I’ve noticed it in myself recently.
There are parts of my work I love. When I’m designing a new program, coaching a client, or shaping a piece of thought leadership that feels alive, I can slip into flow. Hours pass. I’m fully engaged. Energised. Making meaningful progress.
And then there are the other activities. The ones that are necessary but harder. The infrastructure work. The systems. The strategic decisions that stretch me. The things that truly move my practice forward.
Those are the ones I procrastinate on.
A few days ago, I even set up a jigsaw puzzle. It has become a rather charming form of avoidance. It’s remarkable how appealing fitting together small, colourful pieces can be when compared to tackling something that feels cognitively or emotionally demanding. I would rather solve a puzzle than confront a decision that expands me.
And the longer I delay, the bigger the task becomes. The bigger it becomes, the heavier it feels. And the heavier it feels, the easier it is to be distracted.
Sound familiar?
Distraction Is Not the Real Problem
We tend to believe distraction is about poor discipline or too many notifications. Sometimes it is. But often it’s something deeper.

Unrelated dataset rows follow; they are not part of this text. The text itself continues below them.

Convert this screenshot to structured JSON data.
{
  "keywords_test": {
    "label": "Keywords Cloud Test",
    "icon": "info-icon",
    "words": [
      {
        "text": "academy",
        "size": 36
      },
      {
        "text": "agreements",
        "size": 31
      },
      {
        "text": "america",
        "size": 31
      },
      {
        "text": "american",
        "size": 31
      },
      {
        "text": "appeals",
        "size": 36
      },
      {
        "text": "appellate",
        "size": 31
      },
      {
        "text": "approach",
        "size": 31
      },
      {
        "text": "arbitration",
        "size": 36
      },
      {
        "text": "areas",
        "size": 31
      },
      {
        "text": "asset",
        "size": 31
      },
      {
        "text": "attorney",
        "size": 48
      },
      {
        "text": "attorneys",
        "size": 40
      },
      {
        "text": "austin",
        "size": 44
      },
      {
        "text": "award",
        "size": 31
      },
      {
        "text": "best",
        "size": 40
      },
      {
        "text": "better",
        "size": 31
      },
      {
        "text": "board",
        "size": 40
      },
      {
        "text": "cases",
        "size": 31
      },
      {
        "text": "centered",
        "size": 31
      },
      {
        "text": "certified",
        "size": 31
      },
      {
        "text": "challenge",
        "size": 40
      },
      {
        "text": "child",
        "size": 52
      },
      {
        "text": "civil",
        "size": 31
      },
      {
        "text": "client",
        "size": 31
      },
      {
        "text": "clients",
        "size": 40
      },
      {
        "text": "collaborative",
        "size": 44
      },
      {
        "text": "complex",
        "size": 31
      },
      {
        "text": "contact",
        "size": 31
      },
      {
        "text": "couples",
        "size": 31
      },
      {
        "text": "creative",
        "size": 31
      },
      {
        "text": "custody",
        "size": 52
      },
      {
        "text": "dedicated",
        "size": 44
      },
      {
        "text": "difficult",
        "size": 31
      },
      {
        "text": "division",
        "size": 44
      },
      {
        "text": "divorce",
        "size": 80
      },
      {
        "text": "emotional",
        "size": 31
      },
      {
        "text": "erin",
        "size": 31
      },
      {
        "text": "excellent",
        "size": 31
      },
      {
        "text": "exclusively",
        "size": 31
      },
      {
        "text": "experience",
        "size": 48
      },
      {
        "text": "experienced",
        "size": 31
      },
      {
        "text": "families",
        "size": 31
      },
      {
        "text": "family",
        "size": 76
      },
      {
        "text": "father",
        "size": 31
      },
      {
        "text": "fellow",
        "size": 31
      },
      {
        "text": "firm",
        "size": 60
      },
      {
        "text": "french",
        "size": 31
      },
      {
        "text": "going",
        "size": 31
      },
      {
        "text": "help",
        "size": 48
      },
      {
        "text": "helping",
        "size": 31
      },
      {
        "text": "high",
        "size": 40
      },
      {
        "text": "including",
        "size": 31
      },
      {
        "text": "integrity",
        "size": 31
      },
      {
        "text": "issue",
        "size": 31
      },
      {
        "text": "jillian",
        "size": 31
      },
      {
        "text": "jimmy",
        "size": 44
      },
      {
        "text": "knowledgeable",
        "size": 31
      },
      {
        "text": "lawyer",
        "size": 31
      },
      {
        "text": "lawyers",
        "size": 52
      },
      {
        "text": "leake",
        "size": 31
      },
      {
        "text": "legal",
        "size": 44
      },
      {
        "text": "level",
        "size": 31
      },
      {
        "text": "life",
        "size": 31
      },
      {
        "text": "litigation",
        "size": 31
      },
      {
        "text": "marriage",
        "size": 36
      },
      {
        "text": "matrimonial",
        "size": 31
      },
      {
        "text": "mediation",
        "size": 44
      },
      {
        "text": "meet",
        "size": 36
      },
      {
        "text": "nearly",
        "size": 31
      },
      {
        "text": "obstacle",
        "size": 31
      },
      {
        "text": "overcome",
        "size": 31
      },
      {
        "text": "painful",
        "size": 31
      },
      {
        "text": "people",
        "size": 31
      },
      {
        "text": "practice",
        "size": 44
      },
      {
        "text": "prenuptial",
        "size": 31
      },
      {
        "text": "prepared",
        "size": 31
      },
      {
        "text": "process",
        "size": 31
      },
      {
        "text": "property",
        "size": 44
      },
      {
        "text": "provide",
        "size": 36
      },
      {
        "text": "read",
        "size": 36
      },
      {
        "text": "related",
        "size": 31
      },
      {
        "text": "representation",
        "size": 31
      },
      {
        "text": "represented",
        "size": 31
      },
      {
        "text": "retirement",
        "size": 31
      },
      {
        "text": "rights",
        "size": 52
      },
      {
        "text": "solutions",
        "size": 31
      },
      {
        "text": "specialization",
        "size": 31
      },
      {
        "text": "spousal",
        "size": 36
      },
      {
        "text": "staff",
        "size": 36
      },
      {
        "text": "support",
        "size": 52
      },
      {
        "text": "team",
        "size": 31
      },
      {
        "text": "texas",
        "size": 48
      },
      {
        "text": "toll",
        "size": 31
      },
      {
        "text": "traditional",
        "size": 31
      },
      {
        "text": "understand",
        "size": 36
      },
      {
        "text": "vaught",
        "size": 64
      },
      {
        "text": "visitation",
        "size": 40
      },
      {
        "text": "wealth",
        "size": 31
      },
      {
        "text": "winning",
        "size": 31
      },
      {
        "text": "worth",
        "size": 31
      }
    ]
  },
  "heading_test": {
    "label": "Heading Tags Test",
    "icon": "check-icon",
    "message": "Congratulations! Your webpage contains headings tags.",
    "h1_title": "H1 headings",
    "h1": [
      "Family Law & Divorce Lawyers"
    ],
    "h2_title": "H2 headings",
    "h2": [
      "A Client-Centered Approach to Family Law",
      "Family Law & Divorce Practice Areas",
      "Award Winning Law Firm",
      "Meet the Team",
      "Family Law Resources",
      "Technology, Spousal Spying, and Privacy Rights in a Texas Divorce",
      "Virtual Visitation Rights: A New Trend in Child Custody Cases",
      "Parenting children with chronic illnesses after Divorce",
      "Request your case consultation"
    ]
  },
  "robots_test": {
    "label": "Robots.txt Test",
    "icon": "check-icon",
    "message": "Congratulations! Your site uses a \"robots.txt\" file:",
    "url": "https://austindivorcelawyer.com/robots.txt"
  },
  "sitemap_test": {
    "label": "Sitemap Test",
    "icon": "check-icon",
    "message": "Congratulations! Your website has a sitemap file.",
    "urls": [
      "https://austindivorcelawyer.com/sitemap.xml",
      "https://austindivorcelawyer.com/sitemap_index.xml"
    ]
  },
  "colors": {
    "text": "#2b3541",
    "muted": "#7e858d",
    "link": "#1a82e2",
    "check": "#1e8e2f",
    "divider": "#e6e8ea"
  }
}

Distraction is frequently a form of avoidance.
We gravitate toward the work that screams the loudest: the urgent emails, the operational crises, the visible fires. Or we lean into the work that feels enjoyable and comfortable. Both give us a hit of accomplishment. Both keep us busy.
But busy is not the same as strategic.
The work that truly moves us forward. The thinking time, the difficult conversations, the structural decisions, the personal growth, is often quieter. Harder. More ambiguous. It demands focus, courage, and sustained attention.
And in a world designed to fragment our attention, that’s no small ask.
The Executive Paradox
This is a paradox I see repeatedly in the senior leaders I coach.
They are incredibly capable. Highly driven. Deeply committed. Yet they spend most of their time responding rather than shaping. Managing rather than leading. Solving today’s problems rather than designing tomorrow’s advantage.
They tell themselves they’ll get to the strategic work “when things calm down.”
But things rarely calm down.
So the important but non-urgent work, clarifying direction, developing thought leadership, building influence, strengthening infrastructure, cultivating the next level of personal power, gets postponed. Not because they don’t care. But because it’s hard. And because distraction is easier.
Over time, this erodes momentum. Energy leaks. Frustration builds. They sense they are capable of more, yet feel trapped in the day-to-day.
And that gap — between capability and contribution — is costly.
Protect What Matters Most
If distraction is often avoidance in disguise, the solution isn’t simply better time management. It’s conscious choice.
First, name the work that truly moves you forward. Not the urgent. Not the easy. The essential.
Second, create protected space for it. Even 60–90 minutes of uninterrupted focus can change the trajectory of a week. Close the email. Silence the notifications. Remove the jigsaw puzzle.
Third, expect resistance. The discomfort you feel when you sit down to tackle something stretching is not a sign you shouldn’t be doing it. It’s often a sign that you’re exactly where growth lives.
Leadership at the highest level requires the capacity to direct your attention deliberately.
In a distracted world, focus is power.
And when you reclaim your attention, you reclaim your impact and influence.